Tidak perlu jauh jauh untuk menikmati panorama alam spektakuler bahkan yang sekelas taman Yosemite di Amerika sekalipun. Hal ini kami buktikan sendiri saat melihat langsung salah satu keajaiban alam Indonesia di Gunung Parang , Purwakarta. Tempatnyapun cukup dekat dari Jakarta tidak lebih dari 100km. Seperti biasanya, untuk menikmati semua itu, kami pilih dengan bersepeda, sebuah pilihan yg menurut kami paling rasional di antara pilihan yg lain untuk lebih dekat dan menyatu dengan alam cantik yg akan banyak menghibur kami dengan keelokannya sepanjang jalan.
Tgl 23 Aug 2014 pagi bergegas kami menuju titik start rute Gunung Parang tepatnya di pasar bersih Citeko, Plered setelah melewati tol Cipularang dan keluar di Ciganea.
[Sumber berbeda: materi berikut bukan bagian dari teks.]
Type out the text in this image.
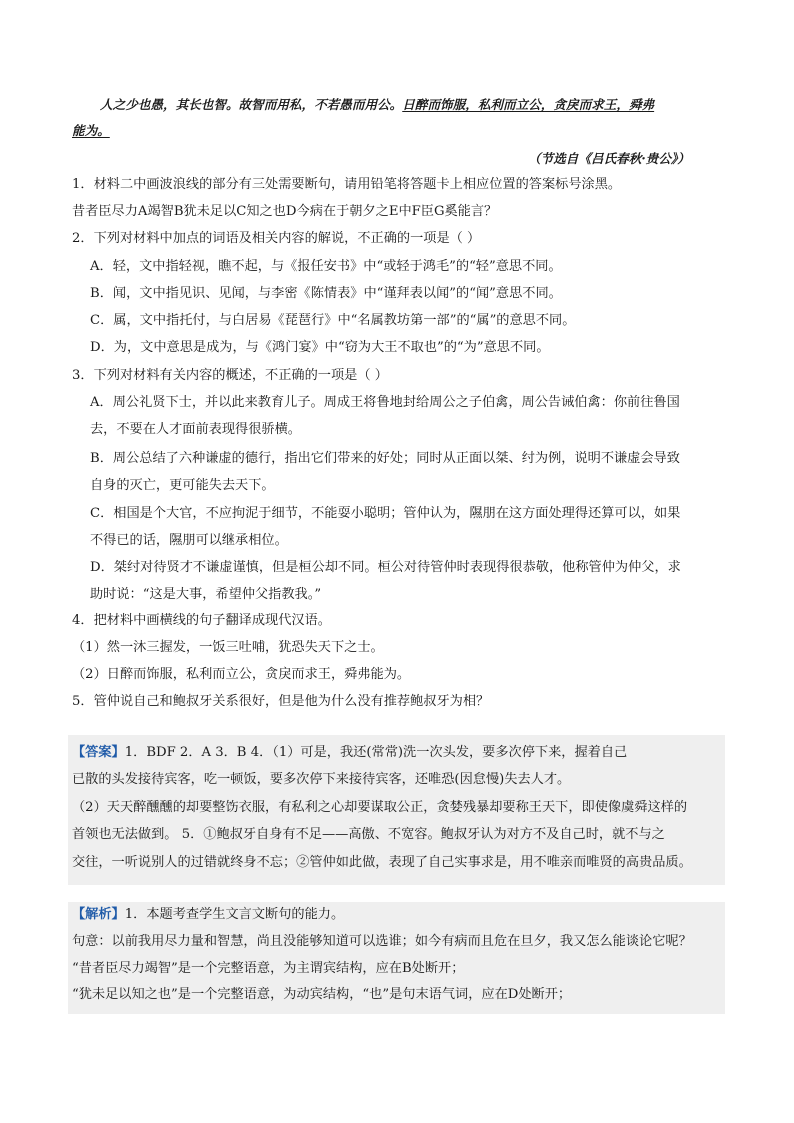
人之少也愚，其长也智。故智而用私，不若愚而用公。日醉而饰服，私利而立公，贪戾而求王，舜弗
能为。
（节选自《吕氏春秋·贵公》）
1．材料二中画波浪线的部分有三处需要断句，请用铅笔将答题卡上相应位置的答案标号涂黑。
昔者臣尽力A竭智B犹未足以C知之也D今病在于朝夕之E中F臣G奚能言？
2．下列对材料中加点的词语及相关内容的解说，不正确的一项是（ ）
A．轻，文中指轻视，瞧不起，与《报任安书》中“或轻于鸿毛”的“轻”意思不同。
B．闻，文中指见识、见闻，与李密《陈情表》中“谨拜表以闻”的“闻”意思不同。
C．属，文中指托付，与白居易《琵琶行》中“名属教坊第一部”的“属”的意思不同。
D．为，文中意思是成为，与《鸿门宴》中“窃为大王不取也”的“为”意思不同。
3．下列对材料有关内容的概述，不正确的一项是（ ）
A．周公礼贤下士，并以此来教育儿子。周成王将鲁地封给周公之子伯禽，周公告诫伯禽：你前往鲁国
去，不要在人才面前表现得很骄横。
B．周公总结了六种谦虚的德行，指出它们带来的好处；同时从正面以桀、纣为例，说明不谦虚会导致
自身的灭亡，更可能失去天下。
C．相国是个大官，不应拘泥于细节，不能耍小聪明；管仲认为，隰朋在这方面处理得还算可以，如果
不得已的话，隰朋可以继承相位。
D．桀纣对待贤才不谦虚谨慎，但是桓公却不同。桓公对待管仲时表现得很恭敬，他称管仲为仲父，求
助时说：“这是大事，希望仲父指教我。”
4．把材料中画横线的句子翻译成现代汉语。
（1）然一沐三握发，一饭三吐哺，犹恐失天下之士。
（2）日醉而饰服，私利而立公，贪戾而求王，舜弗能为。
5．管仲说自己和鲍叔牙关系很好，但是他为什么没有推荐鲍叔牙为相？
【答案】1．BDF 2．A 3．B 4．（1）可是，我还(常常)洗一次头发，要多次停下来，握着自己
已散的头发接待宾客，吃一顿饭，要多次停下来接待宾客，还唯恐(因怠慢)失去人才。
（2）天天醉醺醺的却要整饬衣服，有私利之心却要谋取公正，贪婪残暴却要称王天下，即使像虞舜这样的
首领也无法做到。 5．①鲍叔牙自身有不足——高傲、不宽容。鲍叔牙认为对方不及自己时，就不与之
交往，一听说别人的过错就终身不忘；②管仲如此做，表现了自己实事求是，用不唯亲而唯贤的高贵品质。
【解析】1．本题考查学生文言文断句的能力。
句意：以前我用尽力量和智慧，尚且没能够知道可以选谁；如今有病而且危在旦夕，我又怎么能谈论它呢？
“昔者臣尽力竭智”是一个完整语意，为主谓宾结构，应在B处断开；
“犹未足以知之也”是一个完整语意，为动宾结构，“也”是句末语气词，应在D处断开；
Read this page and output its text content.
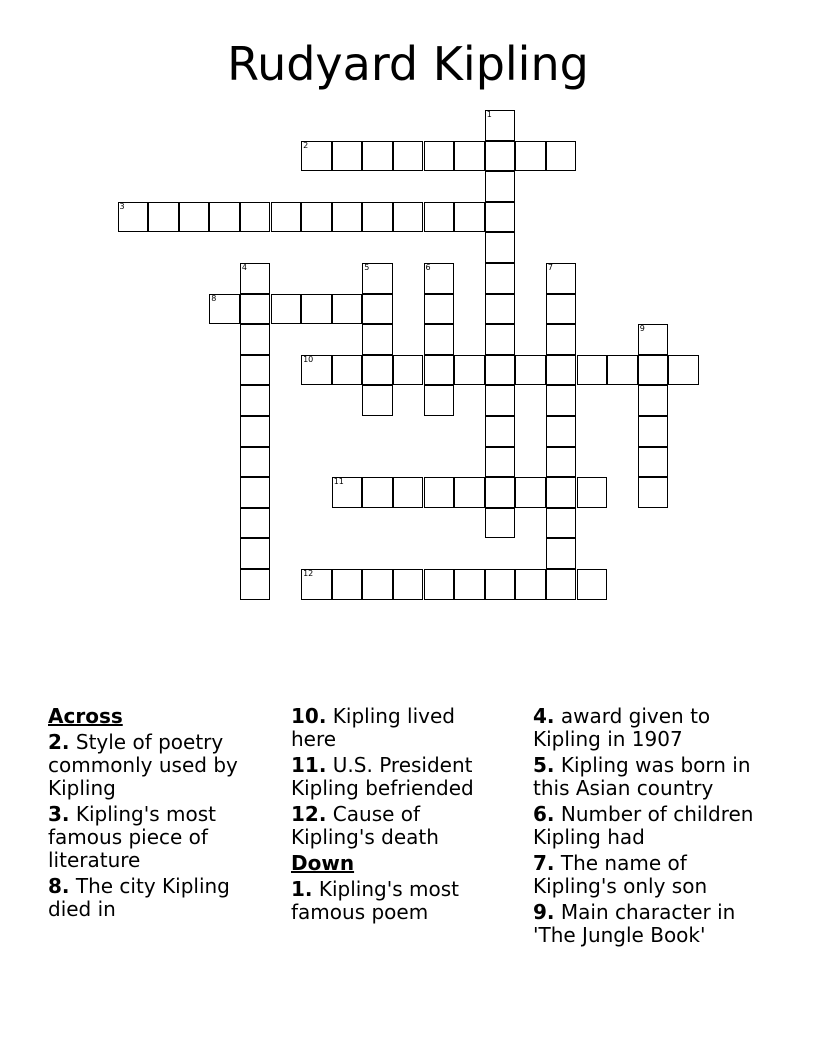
Rudyard Kipling
1
2
3
4	5	6	7
8
9
10
11
12
Across
2. Style of poetry commonly used by Kipling
3. Kipling's most famous piece of literature
8. The city Kipling died in
10. Kipling lived here
11. U.S. President Kipling befriended
12. Cause of Kipling's death
Down
1. Kipling's most famous poem
4. award given to Kipling in 1907
5. Kipling was born in this Asian country
6. Number of children Kipling had
7. The name of Kipling's only son
9. Main character in 'The Jungle Book'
Peserta kali ini gabungan antara team LG ecekeble dan team Mentari69, total 19 orang. Tepat pukul 9 pagi, kami mulai perjalanan dengan mengambil rute jalan desa Citalang ke arah barat. Tidak sampai 300m belok ke kanan memasuki sebuah gang beraspal, namun tidak lama setelahnya mulai memasuki jalan macadam yg merupakan awal dari tanjakan panjang dan terjal. Tanjakan terjal dan berliku terus berlangsung hingga 2 kilometeran, cukup membuat beberapa peserta rontok dan harus menggiring sepedanya tanpa ditunggangi sekaligus harus merelakan diri menjadi obyek foto rekan-rekan yg lebih dulu tiba di atas dan bersiap-siap dijadikan bahan bully membully di group WA J sesuatu yg terbukti menimpa rekan kami Om Hendri dan Om Wawan. Pepohonan hijau di kiri kanan jalan cukup menghibur peserta yg berjuang menaklukkan tanjakan. Rute ini sudah memasuki Desa /dusun Kamoyanan dengan jalanan yg teduh, diselingi lebatnya pohon bamboo yg menjadi vegetasi dominan hingga terik matahari yg mulai meninggi tidak begitu terasa.

Memasuki Desa Pamoyanan
Aroma khas batang pohon, ranting, daun, dan tanah menyergap hidung seketika menaikkan adrenalin, satu alasan kenapa kami selalu ketagihan untuk kembali mengulang petualangan bersepeda di alam bebas, menjajal trek-trek baru, tak ada kata bosan. Sepanjang diberi umur panjang dan rejeki oleh-Nya, petualangan seperti ini akan selalu kami nantikan.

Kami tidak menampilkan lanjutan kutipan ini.